In her study, Hugh is challenging the standard treatment that is used for the most common form of breast cancer—estrogen receptor positive, or ER+, cancer. Estrogen has been blamed as the culprit in ER+ cancer. Hugh thinks that the opposite may be true and if she’s right, then the treatment received by about half of all breast cancer patients will change dramatically.
 
“The standard practice is to treat all women with ER+ breast cancer with anti-estrogenic drugs,” says Hugh. “There are two types of ER+ breast cancers, and it is commonly thought that estrogen feeds both ER+ cancers. That’s why women are told not to take hormones after menopause. But we think that estrogen actually kills one type of ER+ cancer, the most common type. If this is case, then about half of all breast cancers can be treated with estrogen.”
 
Hugh is testing her hypothesis in the first clinical pilot study in Canada of post-menopausal women who have the type of ER+ cancer that she thinks can be controlled by estrogen therapy. Her goal is to improve current treatment and care for thousands of Alberta women. About 2,500 new cases of breast cancer are diagnosed every year in the province, she notes.
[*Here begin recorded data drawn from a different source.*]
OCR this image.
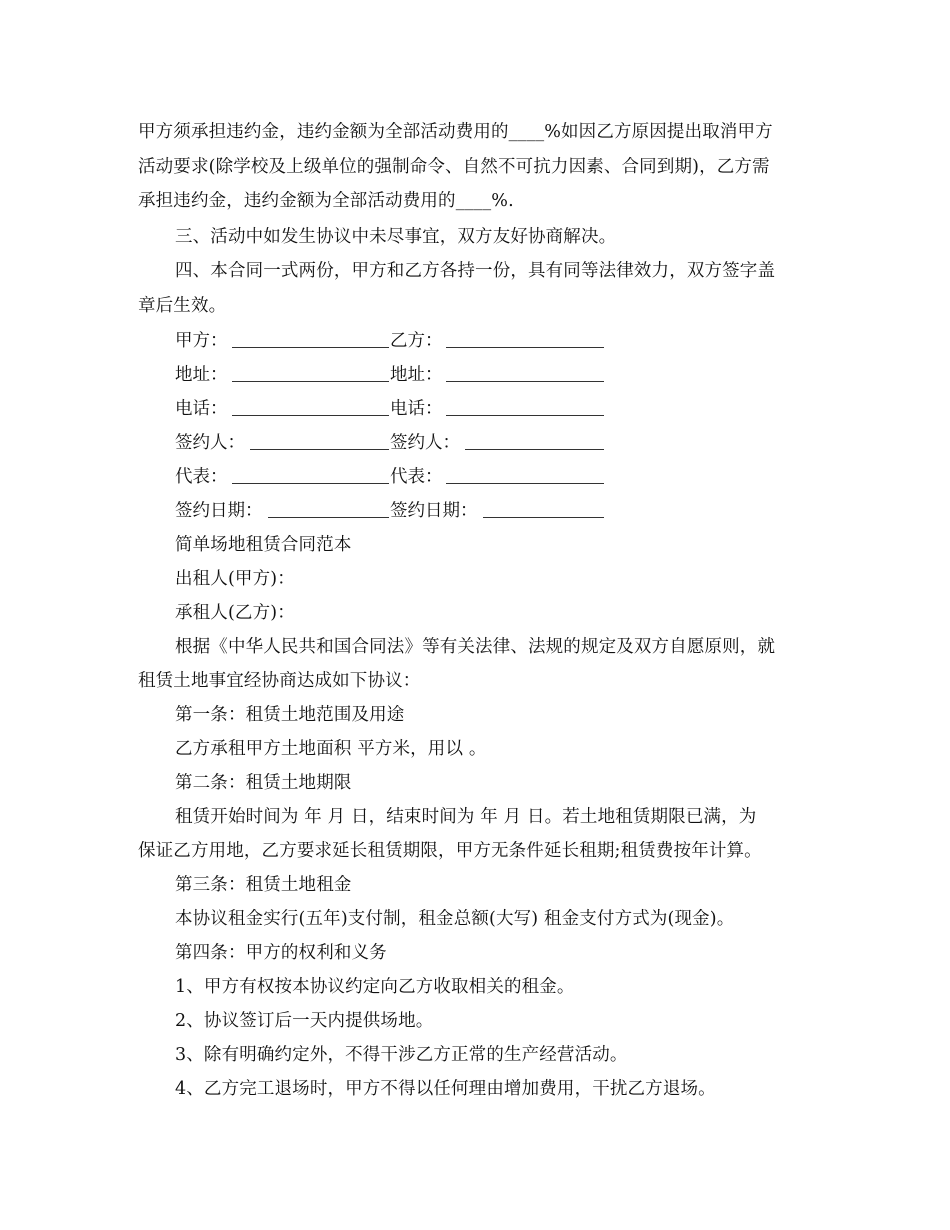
甲方须承担违约金，违约金额为全部活动费用的____%如因乙方原因提出取消甲方
活动要求(除学校及上级单位的强制命令、自然不可抗力因素、合同到期)，乙方需
承担违约金，违约金额为全部活动费用的____%.
三、活动中如发生协议中未尽事宜，双方友好协商解决。
四、本合同一式两份，甲方和乙方各持一份，具有同等法律效力，双方签字盖
章后生效。
甲方：	乙方：
地址：	地址：
电话：	电话：
签约人：	签约人：
代表：	代表：
签约日期：	签约日期：
简单场地租赁合同范本
出租人(甲方)：
承租人(乙方)：
根据《中华人民共和国合同法》等有关法律、法规的规定及双方自愿原则，就
租赁土地事宜经协商达成如下协议：
第一条：租赁土地范围及用途
乙方承租甲方土地面积 平方米，用以 。
第二条：租赁土地期限
租赁开始时间为 年 月 日，结束时间为 年 月 日。若土地租赁期限已满，为
保证乙方用地，乙方要求延长租赁期限，甲方无条件延长租期;租赁费按年计算。
第三条：租赁土地租金
本协议租金实行(五年)支付制，租金总额(大写) 租金支付方式为(现金)。
第四条：甲方的权利和义务
1、甲方有权按本协议约定向乙方收取相关的租金。
2、协议签订后一天内提供场地。
3、除有明确约定外，不得干涉乙方正常的生产经营活动。
4、乙方完工退场时，甲方不得以任何理由增加费用，干扰乙方退场。
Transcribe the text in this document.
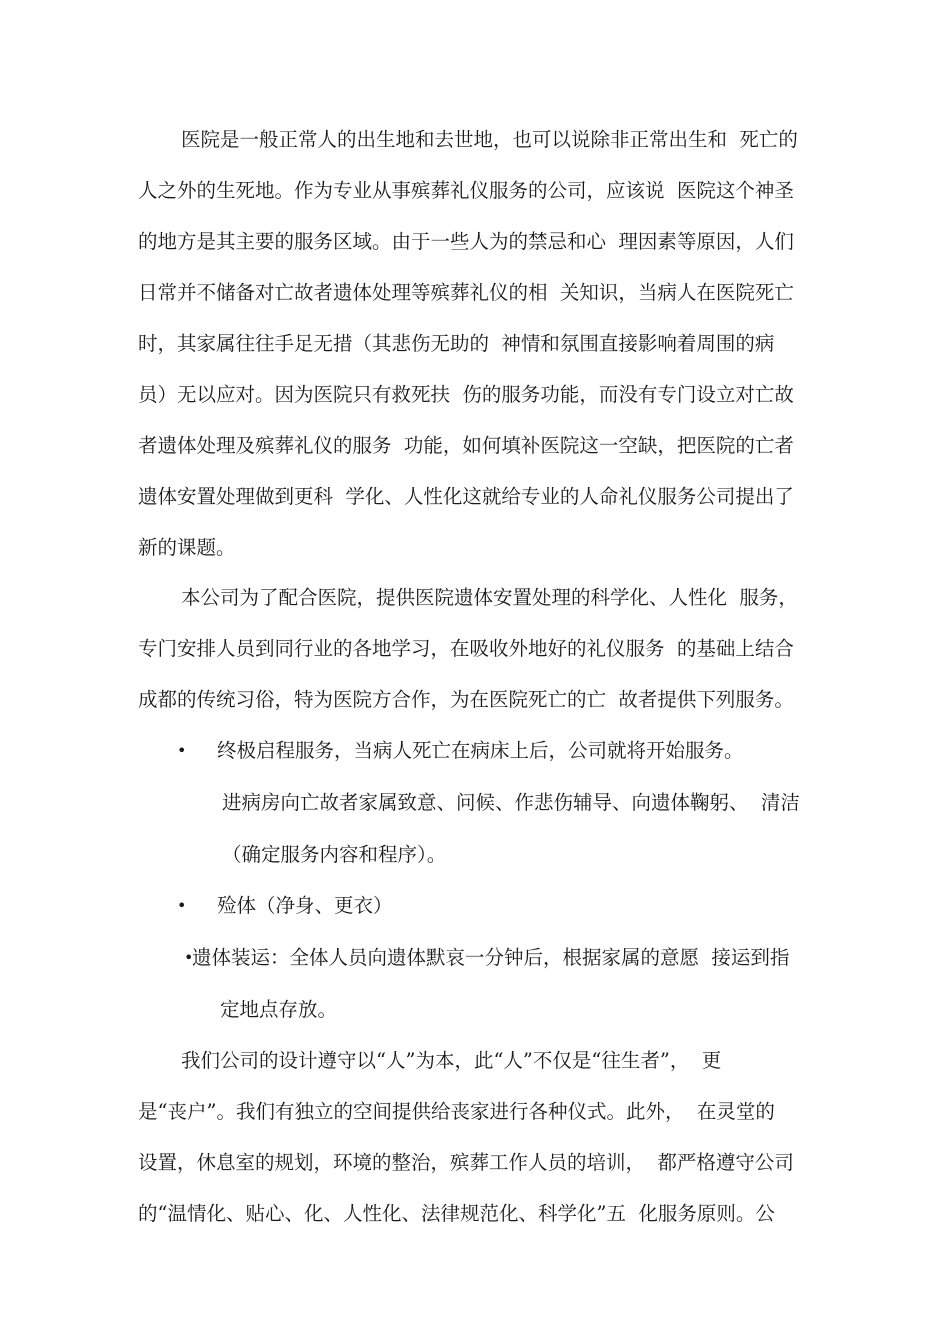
医院是一般正常人的出生地和去世地，也可以说除非正常出生和  死亡的
人之外的生死地。作为专业从事殡葬礼仪服务的公司，应该说  医院这个神圣
的地方是其主要的服务区域。由于一些人为的禁忌和心  理因素等原因，人们
日常并不储备对亡故者遗体处理等殡葬礼仪的相  关知识，当病人在医院死亡
时，其家属往往手足无措（其悲伤无助的  神情和氛围直接影响着周围的病
员）无以应对。因为医院只有救死扶  伤的服务功能，而没有专门设立对亡故
者遗体处理及殡葬礼仪的服务  功能，如何填补医院这一空缺，把医院的亡者
遗体安置处理做到更科  学化、人性化这就给专业的人命礼仪服务公司提出了
新的课题。
本公司为了配合医院，提供医院遗体安置处理的科学化、人性化  服务，
专门安排人员到同行业的各地学习，在吸收外地好的礼仪服务  的基础上结合
成都的传统习俗，特为医院方合作，为在医院死亡的亡  故者提供下列服务。
• 终极启程服务，当病人死亡在病床上后，公司就将开始服务。
进病房向亡故者家属致意、问候、作悲伤辅导、向遗体鞠躬、  清洁
（确定服务内容和程序）。
• 殓体（净身、更衣）
•
遗体装运：全体人员向遗体默哀一分钟后，根据家属的意愿  接运到指
定地点存放。
我们公司的设计遵守以“人”为本，此“人”不仅是“往生者”，  更
是“丧户”。我们有独立的空间提供给丧家进行各种仪式。此外，  在灵堂的
设置，休息室的规划，环境的整治，殡葬工作人员的培训，  都严格遵守公司
的“温情化、贴心、化、人性化、法律规范化、科学化”五  化服务原则。公
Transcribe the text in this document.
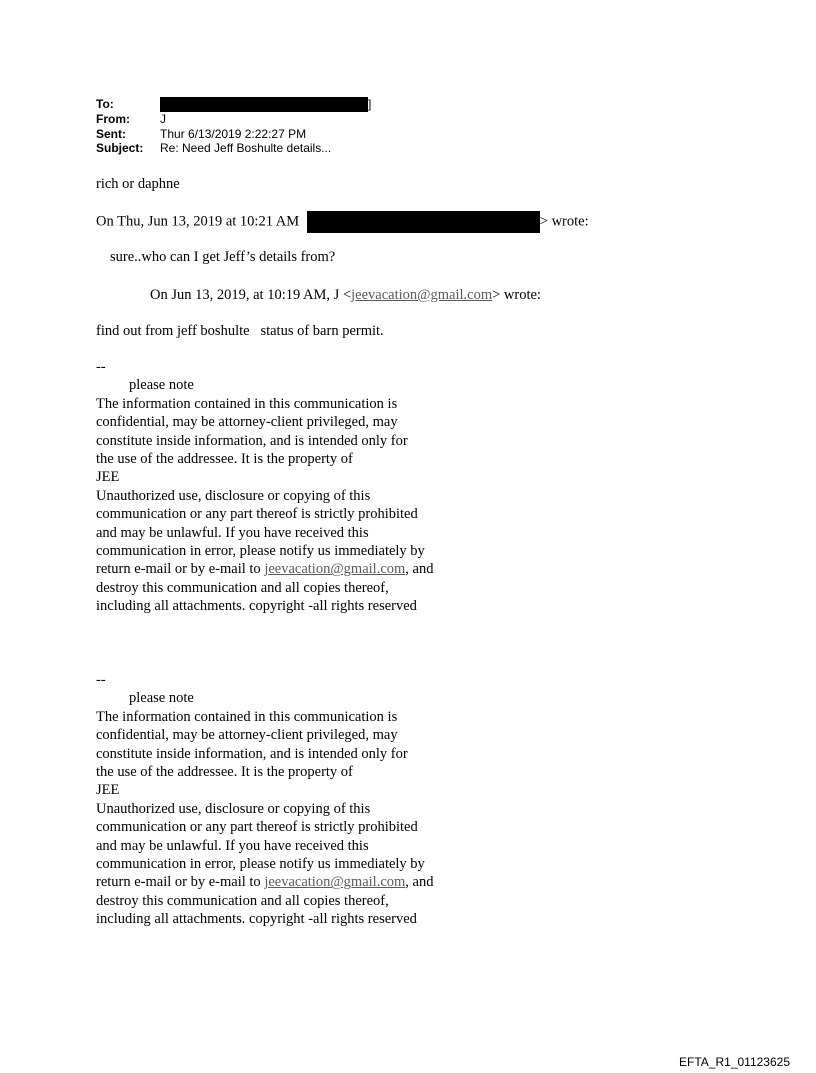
To:	]
From:	J
Sent:	Thur 6/13/2019 2:22:27 PM
Subject:	Re: Need Jeff Boshulte details...
rich or daphne
On Thu, Jun 13, 2019 at 10:21 AM	> wrote:
sure..who can I get Jeff’s details from?
On Jun 13, 2019, at 10:19 AM, J <jeevacation@gmail.com> wrote:
find out from jeff boshulte   status of barn permit.
--
please note
The information contained in this communication is
confidential, may be attorney-client privileged, may
constitute inside information, and is intended only for
the use of the addressee. It is the property of
JEE
Unauthorized use, disclosure or copying of this
communication or any part thereof is strictly prohibited
and may be unlawful. If you have received this
communication in error, please notify us immediately by
return e-mail or by e-mail to jeevacation@gmail.com, and
destroy this communication and all copies thereof,
including all attachments. copyright -all rights reserved
--
please note
The information contained in this communication is
confidential, may be attorney-client privileged, may
constitute inside information, and is intended only for
the use of the addressee. It is the property of
JEE
Unauthorized use, disclosure or copying of this
communication or any part thereof is strictly prohibited
and may be unlawful. If you have received this
communication in error, please notify us immediately by
return e-mail or by e-mail to jeevacation@gmail.com, and
destroy this communication and all copies thereof,
including all attachments. copyright -all rights reserved
EFTA_R1_01123625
Her research may also result in better preventative care for post-menopausal women, who face an eight-fold increased risk of getting breast cancer.
 
Having a reliable, rigorous system to collect and analyze her clinical trial data will produce the hard evidence that Hugh needs to test her hypothesis.
 
Hugh’s research has been facilitated by WCHRI through generous support of the Lois Hole Hospital for Women.